Trump’un ek gümrük tarifelerinin, iç pazarda ithal ürünlerinin rekabetinden koruyarak ABD merkezli bazı üreticilerin pazar paylarını artırabileceğine işaret edilen araştırmada, üretim maliyetlerindeki artışın ABD'li üreticilerin ihracat pazarlarında ve iç pazarda rekabet gücüne zarar verebileceğine vurgu yapıldı. Araştırmada, ABD ile ticaret ortakları arasındaki yeni tarifelerin uzun vadeli etkilerinin beklenenden daha farklı sonuç verebileceği ve tarifelerin şu ana kadar ülkenin imalat sektörüne ivme kazandırmadığı belirtildi.
Fed’in paylaştığı araştırma verilerine göre, Donald Trump’un yürüttüğü politikalardan etkilenen ülkelerin ticaret misillemeleri yapmasının sonucunda, demir ve çelik, otomobil üreticileri, ev aletleri, ses ve video ekipmanları, bilgisayar ekipmanı, böcek ilaçları, manyetik, optik medya ve deri gibi ABD sektörlerinin pek çoğu olumsuz etkilendi.
SONUÇ
ABD Başkanı Donald Trump’un ekonomide korumacı politika uygulamasının sonucunda başlayan ‘Ticaret Savaşları’ dünya piyasalarında ekonomik krize neden olmuştu. 13 Aralık’ta gerçekleştirilen görüşmelerin sonucunda küresel piyasada rahatlama olsa da tehlike henüz geçmiş değil.
Diğer taraftan Fed ekonomistlerinin araştırması ticaret savaşlarından zararlı çıkan tarafın ABD olduğunu gözler önüne serdi. Ülke içi üretimi arttırmak ve ithalat-ihracat dengesini sağlamak isteyen Trump’un korumacı politikası Amerikan ürünlerinin küresel piyasalardaki rekabet gücünü düşürdü. ABD’nin ithal ettiği önemli ürünlerden olan demir-çelike ek gümrük vergileri uygulaması iç piyasalarda üretilen demir-çelik bazlı ürünlerin fiyatlarının artmasına ve ABD vatandaşlarının alım gücünün düşmesine neden oldu.

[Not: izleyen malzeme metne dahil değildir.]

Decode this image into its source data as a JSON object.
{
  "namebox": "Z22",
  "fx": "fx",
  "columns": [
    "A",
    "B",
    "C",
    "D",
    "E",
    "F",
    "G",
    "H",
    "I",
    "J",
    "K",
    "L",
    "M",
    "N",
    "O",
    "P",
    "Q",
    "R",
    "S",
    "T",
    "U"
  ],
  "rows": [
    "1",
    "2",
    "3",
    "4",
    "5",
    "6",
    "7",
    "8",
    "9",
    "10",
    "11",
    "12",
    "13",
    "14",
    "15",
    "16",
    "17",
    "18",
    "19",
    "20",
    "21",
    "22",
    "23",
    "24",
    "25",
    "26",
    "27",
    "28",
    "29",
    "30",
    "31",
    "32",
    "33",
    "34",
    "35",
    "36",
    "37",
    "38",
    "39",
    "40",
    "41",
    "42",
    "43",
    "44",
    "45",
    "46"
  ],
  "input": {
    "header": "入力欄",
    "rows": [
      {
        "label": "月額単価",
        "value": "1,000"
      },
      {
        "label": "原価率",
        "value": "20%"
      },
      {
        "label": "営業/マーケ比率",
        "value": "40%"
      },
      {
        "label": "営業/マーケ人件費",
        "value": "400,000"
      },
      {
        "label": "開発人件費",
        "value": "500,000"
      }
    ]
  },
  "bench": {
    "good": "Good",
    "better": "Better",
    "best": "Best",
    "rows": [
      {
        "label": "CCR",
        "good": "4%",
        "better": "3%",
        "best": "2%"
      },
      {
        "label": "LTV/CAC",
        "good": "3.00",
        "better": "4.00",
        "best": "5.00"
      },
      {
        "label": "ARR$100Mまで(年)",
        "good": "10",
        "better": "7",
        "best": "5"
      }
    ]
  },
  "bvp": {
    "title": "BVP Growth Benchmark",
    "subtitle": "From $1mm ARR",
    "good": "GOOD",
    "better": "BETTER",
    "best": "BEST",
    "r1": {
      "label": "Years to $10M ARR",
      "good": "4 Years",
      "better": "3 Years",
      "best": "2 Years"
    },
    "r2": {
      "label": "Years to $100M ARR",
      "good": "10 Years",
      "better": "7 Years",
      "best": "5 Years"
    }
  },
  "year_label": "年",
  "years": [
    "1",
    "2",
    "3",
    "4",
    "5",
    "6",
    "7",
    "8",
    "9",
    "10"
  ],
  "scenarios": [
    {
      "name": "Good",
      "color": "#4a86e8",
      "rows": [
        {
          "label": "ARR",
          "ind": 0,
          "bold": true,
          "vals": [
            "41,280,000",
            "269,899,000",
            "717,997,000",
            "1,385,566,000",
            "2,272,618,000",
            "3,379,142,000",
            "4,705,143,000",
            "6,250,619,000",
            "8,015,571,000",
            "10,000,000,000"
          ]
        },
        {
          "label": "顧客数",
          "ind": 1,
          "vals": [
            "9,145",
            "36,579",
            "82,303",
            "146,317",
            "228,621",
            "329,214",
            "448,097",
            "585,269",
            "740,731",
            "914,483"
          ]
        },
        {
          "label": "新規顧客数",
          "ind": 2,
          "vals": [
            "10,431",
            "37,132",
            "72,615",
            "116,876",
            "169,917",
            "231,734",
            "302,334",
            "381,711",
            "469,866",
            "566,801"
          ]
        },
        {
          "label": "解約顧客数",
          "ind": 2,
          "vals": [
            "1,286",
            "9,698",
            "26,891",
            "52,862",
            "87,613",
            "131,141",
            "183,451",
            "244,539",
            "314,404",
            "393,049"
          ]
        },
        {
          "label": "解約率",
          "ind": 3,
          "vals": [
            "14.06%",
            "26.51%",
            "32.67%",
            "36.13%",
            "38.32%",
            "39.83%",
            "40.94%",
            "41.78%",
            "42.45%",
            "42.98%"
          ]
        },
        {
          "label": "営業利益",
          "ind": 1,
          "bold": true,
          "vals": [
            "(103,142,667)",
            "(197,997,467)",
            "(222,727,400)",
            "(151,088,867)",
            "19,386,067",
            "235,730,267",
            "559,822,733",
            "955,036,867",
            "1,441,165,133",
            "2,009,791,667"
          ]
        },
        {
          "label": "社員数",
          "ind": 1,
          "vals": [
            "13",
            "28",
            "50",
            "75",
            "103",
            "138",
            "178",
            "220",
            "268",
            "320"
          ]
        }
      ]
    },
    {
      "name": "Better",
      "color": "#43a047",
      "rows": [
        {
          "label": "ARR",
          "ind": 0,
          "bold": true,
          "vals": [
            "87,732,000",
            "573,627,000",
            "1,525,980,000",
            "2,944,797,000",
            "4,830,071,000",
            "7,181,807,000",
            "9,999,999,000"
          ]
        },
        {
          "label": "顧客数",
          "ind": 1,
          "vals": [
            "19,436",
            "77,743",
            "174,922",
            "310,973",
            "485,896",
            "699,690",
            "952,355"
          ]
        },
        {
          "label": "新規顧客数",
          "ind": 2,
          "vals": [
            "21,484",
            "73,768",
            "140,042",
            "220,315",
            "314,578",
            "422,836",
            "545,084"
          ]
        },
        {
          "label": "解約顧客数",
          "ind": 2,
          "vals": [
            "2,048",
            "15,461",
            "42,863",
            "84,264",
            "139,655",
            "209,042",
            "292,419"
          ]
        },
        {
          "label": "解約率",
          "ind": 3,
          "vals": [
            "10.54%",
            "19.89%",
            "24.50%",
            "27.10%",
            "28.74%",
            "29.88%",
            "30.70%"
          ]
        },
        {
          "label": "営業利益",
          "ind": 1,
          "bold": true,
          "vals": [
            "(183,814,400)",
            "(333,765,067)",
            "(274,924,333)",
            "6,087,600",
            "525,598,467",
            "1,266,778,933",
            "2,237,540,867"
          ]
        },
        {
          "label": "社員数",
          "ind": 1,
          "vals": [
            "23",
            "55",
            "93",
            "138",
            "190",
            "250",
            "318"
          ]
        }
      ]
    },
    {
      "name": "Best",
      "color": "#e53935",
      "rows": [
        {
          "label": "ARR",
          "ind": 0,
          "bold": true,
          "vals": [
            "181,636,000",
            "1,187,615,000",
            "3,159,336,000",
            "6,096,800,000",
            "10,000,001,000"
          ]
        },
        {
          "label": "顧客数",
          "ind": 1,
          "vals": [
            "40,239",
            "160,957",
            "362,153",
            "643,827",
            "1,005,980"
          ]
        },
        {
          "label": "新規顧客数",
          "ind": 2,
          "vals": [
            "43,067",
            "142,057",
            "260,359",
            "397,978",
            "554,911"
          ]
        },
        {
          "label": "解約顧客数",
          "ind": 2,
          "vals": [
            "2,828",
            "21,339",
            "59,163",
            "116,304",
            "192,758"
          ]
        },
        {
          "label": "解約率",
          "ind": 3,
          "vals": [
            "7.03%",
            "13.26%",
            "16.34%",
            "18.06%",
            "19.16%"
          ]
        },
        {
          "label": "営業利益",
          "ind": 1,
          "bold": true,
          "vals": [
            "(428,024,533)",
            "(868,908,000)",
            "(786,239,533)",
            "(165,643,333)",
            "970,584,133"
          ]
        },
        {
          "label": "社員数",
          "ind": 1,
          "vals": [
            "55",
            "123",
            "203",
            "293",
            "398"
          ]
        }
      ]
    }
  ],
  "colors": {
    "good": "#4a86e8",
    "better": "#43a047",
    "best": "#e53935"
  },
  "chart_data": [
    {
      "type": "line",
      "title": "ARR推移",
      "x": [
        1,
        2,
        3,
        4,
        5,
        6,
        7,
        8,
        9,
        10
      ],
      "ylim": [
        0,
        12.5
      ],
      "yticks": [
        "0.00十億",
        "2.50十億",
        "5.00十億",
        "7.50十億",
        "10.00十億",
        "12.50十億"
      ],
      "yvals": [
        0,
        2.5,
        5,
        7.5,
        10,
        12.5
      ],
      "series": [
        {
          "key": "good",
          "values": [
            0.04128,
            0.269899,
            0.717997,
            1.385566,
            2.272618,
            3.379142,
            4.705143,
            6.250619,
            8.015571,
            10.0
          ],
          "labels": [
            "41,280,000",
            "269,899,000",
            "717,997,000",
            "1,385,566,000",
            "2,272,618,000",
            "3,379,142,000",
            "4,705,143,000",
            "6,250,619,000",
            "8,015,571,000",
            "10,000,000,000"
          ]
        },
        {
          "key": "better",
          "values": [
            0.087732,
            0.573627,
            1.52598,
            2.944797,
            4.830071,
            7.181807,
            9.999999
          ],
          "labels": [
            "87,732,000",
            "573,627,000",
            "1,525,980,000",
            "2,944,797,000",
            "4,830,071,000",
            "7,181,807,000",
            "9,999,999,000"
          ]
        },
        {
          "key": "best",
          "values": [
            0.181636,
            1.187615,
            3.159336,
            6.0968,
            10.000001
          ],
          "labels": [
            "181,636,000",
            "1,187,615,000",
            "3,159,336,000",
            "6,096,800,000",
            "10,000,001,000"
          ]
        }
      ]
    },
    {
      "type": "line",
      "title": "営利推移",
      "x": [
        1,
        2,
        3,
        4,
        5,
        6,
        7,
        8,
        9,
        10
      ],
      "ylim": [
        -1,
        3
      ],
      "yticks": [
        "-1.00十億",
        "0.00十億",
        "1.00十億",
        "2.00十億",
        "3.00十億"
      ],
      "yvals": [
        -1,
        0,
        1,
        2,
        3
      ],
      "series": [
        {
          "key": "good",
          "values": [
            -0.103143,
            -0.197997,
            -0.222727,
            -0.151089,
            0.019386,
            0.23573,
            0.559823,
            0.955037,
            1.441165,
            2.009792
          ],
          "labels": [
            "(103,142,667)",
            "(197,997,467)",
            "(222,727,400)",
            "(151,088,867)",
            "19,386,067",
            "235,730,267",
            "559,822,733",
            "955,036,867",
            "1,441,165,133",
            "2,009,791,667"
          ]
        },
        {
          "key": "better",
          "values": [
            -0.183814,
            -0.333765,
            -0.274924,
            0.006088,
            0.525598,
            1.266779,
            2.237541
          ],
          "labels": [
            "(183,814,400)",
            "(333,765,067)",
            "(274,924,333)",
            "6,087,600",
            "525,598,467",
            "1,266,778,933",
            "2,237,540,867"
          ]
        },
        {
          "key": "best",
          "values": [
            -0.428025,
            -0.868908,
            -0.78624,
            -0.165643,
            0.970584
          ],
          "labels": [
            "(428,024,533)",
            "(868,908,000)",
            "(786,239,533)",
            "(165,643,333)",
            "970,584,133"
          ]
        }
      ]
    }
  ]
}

ABD iç piyasasında ev ahalilerinin alım güçleri düşerken dış piyasalarda ABD ürünlerine olan rağbet de düştü. Ticaret savaşlarından ötürü ABD ürünlerinin dış piyasalarda rekabet gücünü kaybetmesi ABD’nin gelirlerinde de düşüşlere neden oldu. Washington ve Pekin yönetimi arasında sağlanan uzlaşının sürdürülebilir olmaması belirsizliği devam ettiriyor. Kısa vadede ticaret savaşlarının sonlandırılmaması ABD ekonomisinde büyük hasarlara yol açacaktır.
İki yıldır süregelen ticaret savaşlarında 13 Aralık’ta gerçekleşmesinin arkasında 2020 ABD Başkanlık Seçimlerinin etkisinden de söz etmek mümkündür. Nitekim azil sürecini kendi lehine çevirmeye çalışan Trump ekibi, ticaret savaşlarının sebep olacağı bir ekonomik resesyon ile karşı karşıya kalmak istemiyor. Dolayısıyla 2020 ABD seçimlerinin de ticaret savaşları üzerinde etkisi olacaktır.
Dünya ülkeleri arasın ABD en fazla dış borçlanmaya sahip olan ülkelerin başında geliyor. Bu bağlamda ABD'nin astronomik rakamlarda dış borca sahip olması elini en fazla kısıtlayan nedenlerdendir. Dolayısıyla ABD'nin ticaret savaşlarından ekonomik olarak hasar alması elini daha da zayıflatacaktır. Hem ABD iç piyasasında ekonomik resesyonun oluşmaması hem de ABD'nin ticaret gelirlerinde düşüş yaşanmaması için ticaret savaşlarının çözülmesi gerekiyor.